National Day For Truth And Reconciliation
Today we come together to acknowledge the tragic history and long-lasting effects of residential schools. This is a day of remembrance, reflection, action and learning. We invite you to wear an orange shirt as a respectful way to honour the lost Indigenous children and survivors, their families and communities.
Gitxsan/Cree artist from Northern BC, Michelle Stoney, has given us permission to use her feather design. To her, the feather represents cleansing, as it is traditionally used in smudging. The face at the bottom is not an animal, this is how she draws people and you can see the addition of long flowing hair, which children were forced to cut while attending residential schools.
The importance of education and reflection
Sept 30 is not your conventional federal statutory holiday. The National Day for Truth and Reconciliation is a day to engage with each other to reflect upon the impact, legacy and intergenerational effects of Residential Schools. The day honours the children who never returned home and Survivors of residential schools, as well as their families and communities.

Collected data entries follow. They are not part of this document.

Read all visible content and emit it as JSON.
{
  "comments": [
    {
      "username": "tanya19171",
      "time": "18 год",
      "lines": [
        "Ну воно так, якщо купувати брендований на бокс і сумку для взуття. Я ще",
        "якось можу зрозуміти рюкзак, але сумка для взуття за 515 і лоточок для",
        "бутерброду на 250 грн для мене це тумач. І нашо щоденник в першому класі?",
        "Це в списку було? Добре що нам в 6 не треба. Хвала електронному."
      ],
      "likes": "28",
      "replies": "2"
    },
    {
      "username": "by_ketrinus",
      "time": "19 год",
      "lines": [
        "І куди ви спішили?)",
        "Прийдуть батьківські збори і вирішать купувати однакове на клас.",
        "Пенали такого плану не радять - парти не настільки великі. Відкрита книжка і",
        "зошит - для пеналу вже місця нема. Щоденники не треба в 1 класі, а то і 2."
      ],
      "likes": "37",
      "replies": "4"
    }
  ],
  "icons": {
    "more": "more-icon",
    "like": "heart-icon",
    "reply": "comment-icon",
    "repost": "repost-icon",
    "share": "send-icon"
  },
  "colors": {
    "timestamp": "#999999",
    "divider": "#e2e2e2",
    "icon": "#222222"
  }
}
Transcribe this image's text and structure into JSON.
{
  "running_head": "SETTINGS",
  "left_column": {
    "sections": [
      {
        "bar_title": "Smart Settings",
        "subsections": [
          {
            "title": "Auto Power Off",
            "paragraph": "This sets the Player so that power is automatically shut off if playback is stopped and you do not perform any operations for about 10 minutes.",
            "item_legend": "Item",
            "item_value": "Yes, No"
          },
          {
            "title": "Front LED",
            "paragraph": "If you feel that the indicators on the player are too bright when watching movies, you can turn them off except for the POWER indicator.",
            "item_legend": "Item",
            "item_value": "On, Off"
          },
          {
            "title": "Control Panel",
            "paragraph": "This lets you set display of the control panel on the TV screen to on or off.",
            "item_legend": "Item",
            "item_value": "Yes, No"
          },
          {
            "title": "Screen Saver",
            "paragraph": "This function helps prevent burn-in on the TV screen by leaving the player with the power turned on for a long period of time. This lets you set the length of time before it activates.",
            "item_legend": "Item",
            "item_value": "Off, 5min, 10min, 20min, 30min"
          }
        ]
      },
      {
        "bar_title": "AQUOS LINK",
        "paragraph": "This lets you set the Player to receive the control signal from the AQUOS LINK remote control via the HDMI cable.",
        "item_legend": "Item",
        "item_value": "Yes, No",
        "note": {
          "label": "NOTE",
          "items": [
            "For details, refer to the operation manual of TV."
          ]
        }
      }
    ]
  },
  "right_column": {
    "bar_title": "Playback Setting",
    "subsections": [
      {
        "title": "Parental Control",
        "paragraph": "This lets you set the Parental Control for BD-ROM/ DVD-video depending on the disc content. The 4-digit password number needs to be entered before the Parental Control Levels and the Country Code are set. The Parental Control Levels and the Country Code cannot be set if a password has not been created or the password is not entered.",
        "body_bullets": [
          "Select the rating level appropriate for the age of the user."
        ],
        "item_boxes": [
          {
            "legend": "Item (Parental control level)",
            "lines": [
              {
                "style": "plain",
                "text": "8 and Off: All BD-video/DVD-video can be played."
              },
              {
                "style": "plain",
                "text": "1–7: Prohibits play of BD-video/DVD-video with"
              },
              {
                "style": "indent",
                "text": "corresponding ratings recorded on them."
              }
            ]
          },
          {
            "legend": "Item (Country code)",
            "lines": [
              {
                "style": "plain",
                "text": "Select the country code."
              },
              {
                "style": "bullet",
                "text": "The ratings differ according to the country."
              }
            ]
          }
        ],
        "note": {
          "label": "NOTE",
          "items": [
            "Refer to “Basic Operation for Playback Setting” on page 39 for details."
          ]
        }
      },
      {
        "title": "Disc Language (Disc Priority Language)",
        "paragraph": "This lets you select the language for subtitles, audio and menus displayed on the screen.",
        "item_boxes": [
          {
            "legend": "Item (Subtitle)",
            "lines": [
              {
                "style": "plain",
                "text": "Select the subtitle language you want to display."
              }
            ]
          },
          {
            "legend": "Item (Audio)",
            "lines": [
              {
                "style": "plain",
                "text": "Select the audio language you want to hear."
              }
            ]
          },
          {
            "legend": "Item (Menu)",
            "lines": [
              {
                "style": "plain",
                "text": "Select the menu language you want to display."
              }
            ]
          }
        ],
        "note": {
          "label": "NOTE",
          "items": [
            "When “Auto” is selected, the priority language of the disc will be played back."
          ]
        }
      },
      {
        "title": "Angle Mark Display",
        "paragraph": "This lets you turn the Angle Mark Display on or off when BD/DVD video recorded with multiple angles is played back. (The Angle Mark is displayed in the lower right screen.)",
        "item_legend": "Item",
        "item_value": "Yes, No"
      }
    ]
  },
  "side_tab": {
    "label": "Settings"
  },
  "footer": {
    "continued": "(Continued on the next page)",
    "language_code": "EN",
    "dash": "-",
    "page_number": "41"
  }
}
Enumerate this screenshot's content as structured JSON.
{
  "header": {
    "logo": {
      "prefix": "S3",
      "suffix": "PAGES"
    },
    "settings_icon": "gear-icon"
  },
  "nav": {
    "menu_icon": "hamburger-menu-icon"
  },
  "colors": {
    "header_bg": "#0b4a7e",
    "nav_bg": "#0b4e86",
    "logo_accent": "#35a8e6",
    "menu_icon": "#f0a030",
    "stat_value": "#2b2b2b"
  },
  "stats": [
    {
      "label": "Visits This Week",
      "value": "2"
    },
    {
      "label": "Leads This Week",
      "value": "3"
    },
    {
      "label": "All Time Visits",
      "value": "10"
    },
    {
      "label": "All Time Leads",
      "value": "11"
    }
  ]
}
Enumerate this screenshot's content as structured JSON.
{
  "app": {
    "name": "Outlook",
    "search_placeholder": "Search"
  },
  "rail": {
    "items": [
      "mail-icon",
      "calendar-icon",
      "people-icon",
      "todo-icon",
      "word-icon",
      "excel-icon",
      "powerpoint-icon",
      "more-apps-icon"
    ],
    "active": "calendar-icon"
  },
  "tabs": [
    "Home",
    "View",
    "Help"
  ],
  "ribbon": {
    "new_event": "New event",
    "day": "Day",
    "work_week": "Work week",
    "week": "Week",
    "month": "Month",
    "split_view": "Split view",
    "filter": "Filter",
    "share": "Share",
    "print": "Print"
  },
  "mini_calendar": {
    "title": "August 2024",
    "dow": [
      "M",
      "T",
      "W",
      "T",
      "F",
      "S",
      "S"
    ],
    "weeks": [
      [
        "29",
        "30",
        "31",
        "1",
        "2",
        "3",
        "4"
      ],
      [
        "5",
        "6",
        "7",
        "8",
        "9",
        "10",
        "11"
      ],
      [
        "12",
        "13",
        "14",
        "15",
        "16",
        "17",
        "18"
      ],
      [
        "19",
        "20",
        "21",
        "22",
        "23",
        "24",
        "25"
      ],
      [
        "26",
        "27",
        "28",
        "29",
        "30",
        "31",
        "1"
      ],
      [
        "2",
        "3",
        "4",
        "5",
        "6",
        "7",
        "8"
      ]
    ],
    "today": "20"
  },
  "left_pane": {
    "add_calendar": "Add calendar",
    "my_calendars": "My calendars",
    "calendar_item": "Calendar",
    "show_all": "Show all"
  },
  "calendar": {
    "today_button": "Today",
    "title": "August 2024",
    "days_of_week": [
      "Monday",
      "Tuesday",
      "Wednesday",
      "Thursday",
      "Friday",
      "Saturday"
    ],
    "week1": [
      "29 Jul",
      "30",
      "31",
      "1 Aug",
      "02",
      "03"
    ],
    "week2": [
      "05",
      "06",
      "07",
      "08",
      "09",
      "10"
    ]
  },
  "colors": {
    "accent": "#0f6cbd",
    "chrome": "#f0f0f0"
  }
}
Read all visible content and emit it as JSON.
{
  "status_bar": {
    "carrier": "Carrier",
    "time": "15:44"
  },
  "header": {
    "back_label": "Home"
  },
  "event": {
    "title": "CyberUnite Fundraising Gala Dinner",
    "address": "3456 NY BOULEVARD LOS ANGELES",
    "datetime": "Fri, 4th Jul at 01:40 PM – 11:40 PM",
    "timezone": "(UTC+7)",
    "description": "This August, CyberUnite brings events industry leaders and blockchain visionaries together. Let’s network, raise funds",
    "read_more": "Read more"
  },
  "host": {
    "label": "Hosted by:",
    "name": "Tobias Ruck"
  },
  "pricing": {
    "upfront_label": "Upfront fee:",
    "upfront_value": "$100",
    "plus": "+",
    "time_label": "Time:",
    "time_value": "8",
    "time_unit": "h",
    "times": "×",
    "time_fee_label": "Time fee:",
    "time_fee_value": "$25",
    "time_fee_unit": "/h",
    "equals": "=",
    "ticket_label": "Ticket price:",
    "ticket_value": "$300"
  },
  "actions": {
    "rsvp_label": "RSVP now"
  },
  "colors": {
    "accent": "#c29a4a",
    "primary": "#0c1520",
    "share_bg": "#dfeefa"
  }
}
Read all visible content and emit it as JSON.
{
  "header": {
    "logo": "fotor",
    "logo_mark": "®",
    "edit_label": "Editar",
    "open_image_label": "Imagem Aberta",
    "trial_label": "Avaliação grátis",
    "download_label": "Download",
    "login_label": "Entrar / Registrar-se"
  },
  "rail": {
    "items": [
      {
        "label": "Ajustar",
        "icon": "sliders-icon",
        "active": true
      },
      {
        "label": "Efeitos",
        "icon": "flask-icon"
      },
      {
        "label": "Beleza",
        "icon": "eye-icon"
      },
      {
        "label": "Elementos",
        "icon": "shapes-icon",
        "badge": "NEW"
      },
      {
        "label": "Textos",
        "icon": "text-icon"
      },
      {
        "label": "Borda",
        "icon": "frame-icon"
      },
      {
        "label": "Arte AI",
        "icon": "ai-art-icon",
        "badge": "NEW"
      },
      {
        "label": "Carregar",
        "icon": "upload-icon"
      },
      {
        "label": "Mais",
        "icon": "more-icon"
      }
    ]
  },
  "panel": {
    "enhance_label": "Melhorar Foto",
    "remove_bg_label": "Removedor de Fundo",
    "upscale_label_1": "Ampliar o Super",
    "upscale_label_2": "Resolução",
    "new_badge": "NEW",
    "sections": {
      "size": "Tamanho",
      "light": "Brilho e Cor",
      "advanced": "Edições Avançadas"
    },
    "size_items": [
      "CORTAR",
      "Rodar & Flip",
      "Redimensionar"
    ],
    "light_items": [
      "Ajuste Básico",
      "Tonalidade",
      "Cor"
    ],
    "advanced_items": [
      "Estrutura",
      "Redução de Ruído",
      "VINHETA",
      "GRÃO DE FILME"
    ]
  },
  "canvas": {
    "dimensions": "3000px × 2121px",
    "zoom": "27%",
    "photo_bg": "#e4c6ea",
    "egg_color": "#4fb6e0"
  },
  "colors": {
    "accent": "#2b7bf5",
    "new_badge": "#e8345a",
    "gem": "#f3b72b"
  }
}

Please take the time to wear an Orange Shirt, have a moment of reflection and let us all move forward together towards reconciliation.
This National Day for Truth and Reconciliation and every day after, let’s all show solidarity with Indigenous peoples.
* The Residential Schools Crisis Line is available 24-hours a day for anyone experiencing pain or distress as a result of the ongoing impacts of the Residential school system, 1-866-925-4419.